# Powers of Ring Elements/General Result

## Theorem

Let $\left({R, +, \circ}\right)$ be a ring whose zero is $0_R$.

Let $n \cdot x$ be an integral multiple of $x$:

$n \cdot x = \begin{cases} 0_R & : n = 0 \\ x & : n = 1 \\ \left({n - 1}\right) \cdot x + x & : n > 1 \end{cases}$

that is:

$n \cdot x = x + x + \cdots \left({n}\right) \cdots x$

For $n < 0$ we use $-n \cdot x = n \cdot \left({-x}\right)$.

Then:

$\forall m, n \in \Z: \forall x \in R: \left({m \cdot x}\right) \circ \left({n \cdot x}\right) = \left({m n}\right) \cdot \left({x \circ x}\right)$.

## Proof

Proof by induction:

For all $n \in \N$, let $P \left({n}\right)$ be the proposition:

$\left({m \cdot x}\right) \circ \left({n \cdot x}\right) = \left({m n}\right) \cdot \left({x \circ x}\right)$

In what follows, we make extensive use of Powers of Ring Elements:

$\forall n \in \Z: \forall x \in R: \left({m \cdot x}\right) \circ x = m \cdot \left({x \circ x}\right) = x \circ \left({m \cdot x}\right)$

First we verify $P \left({0}\right)$.

When $n = 0$, we have:

 $\displaystyle \left({m \cdot x}\right) \circ \left({0 \cdot x}\right)$ $=$ $\displaystyle \left({m \cdot x}\right) \circ 0_R$ $\quad$ $\quad$ $\displaystyle$ $=$ $\displaystyle 0_R$ $\quad$ $\quad$ $\displaystyle$ $=$ $\displaystyle 0 \cdot \left({x \circ x}\right)$ $\quad$ $\quad$ $\displaystyle$ $=$ $\displaystyle \left({m 0}\right) \cdot \left({x \circ x}\right)$ $\quad$ $\quad$

So $P \left({0}\right)$ holds.

### Basis for the Induction

Next we verify $P \left({1}\right)$.

When $n = 1$, we have:

 $\displaystyle \left({m \cdot x}\right) \circ \left({1 \cdot x}\right)$ $=$ $\displaystyle \left({m \cdot x}\right) \circ x$ $\quad$ $\quad$ $\displaystyle$ $=$ $\displaystyle m \cdot \left({x \circ x}\right)$ $\quad$ $\quad$ $\displaystyle$ $=$ $\displaystyle \left({m 1}\right) \cdot \left({x \circ x}\right)$ $\quad$ $\quad$

So $P \left({1}\right)$ holds. This is our basis for the induction.

### Induction Hypothesis

Now we need to show that, if $P \left({k}\right)$ is true, where $k \ge 1$, then it logically follows that $P \left({k + 1}\right)$ is true.

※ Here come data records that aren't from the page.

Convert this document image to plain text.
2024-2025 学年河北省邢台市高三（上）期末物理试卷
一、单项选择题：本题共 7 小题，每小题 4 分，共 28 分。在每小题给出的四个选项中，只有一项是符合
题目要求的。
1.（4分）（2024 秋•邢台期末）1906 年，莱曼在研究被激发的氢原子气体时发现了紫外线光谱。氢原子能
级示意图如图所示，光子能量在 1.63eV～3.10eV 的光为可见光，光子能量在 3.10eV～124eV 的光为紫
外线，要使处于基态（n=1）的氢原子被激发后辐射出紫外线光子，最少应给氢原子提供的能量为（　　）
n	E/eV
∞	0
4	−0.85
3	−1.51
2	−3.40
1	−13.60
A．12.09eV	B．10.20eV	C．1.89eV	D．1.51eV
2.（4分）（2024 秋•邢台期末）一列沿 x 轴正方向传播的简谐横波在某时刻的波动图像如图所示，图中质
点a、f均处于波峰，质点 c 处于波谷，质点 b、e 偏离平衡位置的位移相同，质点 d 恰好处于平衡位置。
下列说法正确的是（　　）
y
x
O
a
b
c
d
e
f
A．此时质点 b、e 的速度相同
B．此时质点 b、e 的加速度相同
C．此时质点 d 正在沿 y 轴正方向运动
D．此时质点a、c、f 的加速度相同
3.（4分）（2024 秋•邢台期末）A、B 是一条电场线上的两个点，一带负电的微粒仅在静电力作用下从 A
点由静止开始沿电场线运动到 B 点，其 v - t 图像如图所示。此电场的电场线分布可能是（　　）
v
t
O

So this is our induction hypothesis:

$\left({m \cdot x}\right) \circ \left({k \cdot x}\right) = \left({m k}\right) \cdot \left({x \circ x}\right)$

Then we need to show:

$\left({m \cdot x}\right) \circ \left({\left({k + 1}\right) \cdot x}\right) = \left({m \left({k + 1}\right)}\right) \cdot \left({x \circ x}\right)$

### Induction Step

This is our induction step:

 $\displaystyle \left({m \cdot x}\right) \circ \left({\left({k + 1}\right) \cdot x}\right)$ $=$ $\displaystyle \left({m \cdot x}\right) \circ \left({k \cdot x + x}\right)$ $\quad$ $\quad$ $\displaystyle$ $=$ $\displaystyle \left({m \cdot x}\right) \circ \left({k \cdot x}\right) + \left({m \cdot x}\right) \circ x$ $\quad$ Distributivity of $\circ$ over $+$ $\quad$ $\displaystyle$ $=$ $\displaystyle \left({m k}\right) \cdot \left({x \circ x}\right) + m \cdot \left({x \circ x}\right)$ $\quad$ Induction Hypothesis $\quad$ $\displaystyle$ $=$ $\displaystyle \left({m k + k}\right) \cdot \left({x \circ x}\right)$ $\quad$ Distributivity of $\circ$ over $+$ $\quad$ $\displaystyle$ $=$ $\displaystyle \left({m \left({k+1}\right)}\right) \cdot \left({x \circ x}\right)$ $\quad$ $\quad$

So $P \left({k}\right) \implies P \left({k + 1}\right)$ and the result follows by the Principle of Mathematical Induction.

Therefore:

$\forall m \in \Z: \forall n \in \N: \left({m \cdot x}\right) \circ \left({n \cdot x}\right) = \left({m n}\right) \cdot \left({x \circ x}\right)$

$\Box$

The result for $n < 0$ follows directly from Powers of Group Elements.

$\blacksquare$